The target audience determined the choice of natural materials for the collection such as leather, silk, linen and suit fabric. During work on my collection I used production methods that had just appeared in Russia, for example, digital prints on natural fabrics. I also used my own sketches. Unfortunately, the main site for production is situated in Vologda, almost 3000 km away from my city; this created some obvious difficulties for my work.
How has your collection been received so far?

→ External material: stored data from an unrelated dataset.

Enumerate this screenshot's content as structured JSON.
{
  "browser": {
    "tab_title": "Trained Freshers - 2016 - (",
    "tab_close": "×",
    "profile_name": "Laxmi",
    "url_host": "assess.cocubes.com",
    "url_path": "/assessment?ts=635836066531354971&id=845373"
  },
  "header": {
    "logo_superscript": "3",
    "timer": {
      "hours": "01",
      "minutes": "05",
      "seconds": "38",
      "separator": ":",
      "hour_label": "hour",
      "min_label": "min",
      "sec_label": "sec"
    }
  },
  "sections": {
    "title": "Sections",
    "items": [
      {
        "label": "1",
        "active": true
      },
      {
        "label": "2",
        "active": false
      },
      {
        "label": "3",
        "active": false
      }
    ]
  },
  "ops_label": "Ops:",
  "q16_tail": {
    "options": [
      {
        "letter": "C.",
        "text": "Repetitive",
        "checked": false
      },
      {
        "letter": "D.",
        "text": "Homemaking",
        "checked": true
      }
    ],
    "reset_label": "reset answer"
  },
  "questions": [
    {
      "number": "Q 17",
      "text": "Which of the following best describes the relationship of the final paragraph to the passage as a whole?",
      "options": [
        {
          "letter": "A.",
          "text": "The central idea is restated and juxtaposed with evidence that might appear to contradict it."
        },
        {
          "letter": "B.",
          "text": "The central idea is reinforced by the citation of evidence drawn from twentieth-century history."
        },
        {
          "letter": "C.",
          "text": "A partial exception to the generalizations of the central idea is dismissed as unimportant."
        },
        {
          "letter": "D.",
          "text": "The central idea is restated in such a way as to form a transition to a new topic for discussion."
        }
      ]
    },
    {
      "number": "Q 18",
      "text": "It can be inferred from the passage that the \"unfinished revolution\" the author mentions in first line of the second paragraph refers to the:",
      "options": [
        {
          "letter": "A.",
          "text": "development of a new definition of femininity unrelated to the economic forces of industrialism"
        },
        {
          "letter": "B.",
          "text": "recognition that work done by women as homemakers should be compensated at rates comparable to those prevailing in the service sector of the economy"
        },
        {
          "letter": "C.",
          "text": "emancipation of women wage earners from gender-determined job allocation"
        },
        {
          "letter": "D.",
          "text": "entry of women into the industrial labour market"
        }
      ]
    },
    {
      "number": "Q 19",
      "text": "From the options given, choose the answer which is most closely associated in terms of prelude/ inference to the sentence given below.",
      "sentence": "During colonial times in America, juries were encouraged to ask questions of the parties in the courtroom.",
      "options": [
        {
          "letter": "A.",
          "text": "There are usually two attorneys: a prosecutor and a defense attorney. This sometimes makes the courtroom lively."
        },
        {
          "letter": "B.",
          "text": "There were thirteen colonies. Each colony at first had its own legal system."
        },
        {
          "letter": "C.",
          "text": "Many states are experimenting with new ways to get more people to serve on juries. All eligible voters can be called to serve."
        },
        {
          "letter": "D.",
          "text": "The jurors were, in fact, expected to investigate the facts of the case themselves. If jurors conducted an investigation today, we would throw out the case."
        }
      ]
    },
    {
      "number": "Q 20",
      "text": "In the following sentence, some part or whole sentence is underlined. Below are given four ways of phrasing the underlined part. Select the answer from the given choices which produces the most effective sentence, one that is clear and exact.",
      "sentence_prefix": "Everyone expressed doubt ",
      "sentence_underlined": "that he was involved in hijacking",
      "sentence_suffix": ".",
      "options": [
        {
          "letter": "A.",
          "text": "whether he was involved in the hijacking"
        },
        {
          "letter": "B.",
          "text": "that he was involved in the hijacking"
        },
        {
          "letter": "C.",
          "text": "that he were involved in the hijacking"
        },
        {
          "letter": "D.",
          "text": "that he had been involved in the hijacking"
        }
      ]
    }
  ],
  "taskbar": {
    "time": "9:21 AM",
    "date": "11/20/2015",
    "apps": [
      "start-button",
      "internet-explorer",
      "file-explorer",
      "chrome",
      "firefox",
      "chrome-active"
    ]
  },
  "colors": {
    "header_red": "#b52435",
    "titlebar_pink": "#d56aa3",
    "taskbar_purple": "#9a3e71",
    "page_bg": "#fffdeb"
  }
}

Selling the collection happens mainly after the fashion show. Once a year, in April, our school holds a fashion as part of a contest. A major part of my collection already has buyers, which is great considering the fashion show hasn’t even taken place yet. If something can’t be sold right away, you can try and arrange things through boutiques for young designers, which exist in our city thanks to our school. I think this is a great experience for students and gives us an opportunity to analyse the consumer market before we graduate.
How does it feel to be a designer about to take her first steps into the fashion industry?
I am very grateful to my school, where I grew up not only as a professional, who loves her job, but also as a person, who doesn’t think of it as a job. For me, design is a way of thinking that fills all my life without breaks and days off. Therefore there is definitely no plan B, only Plan A: my life and my designs. To me they are equally important.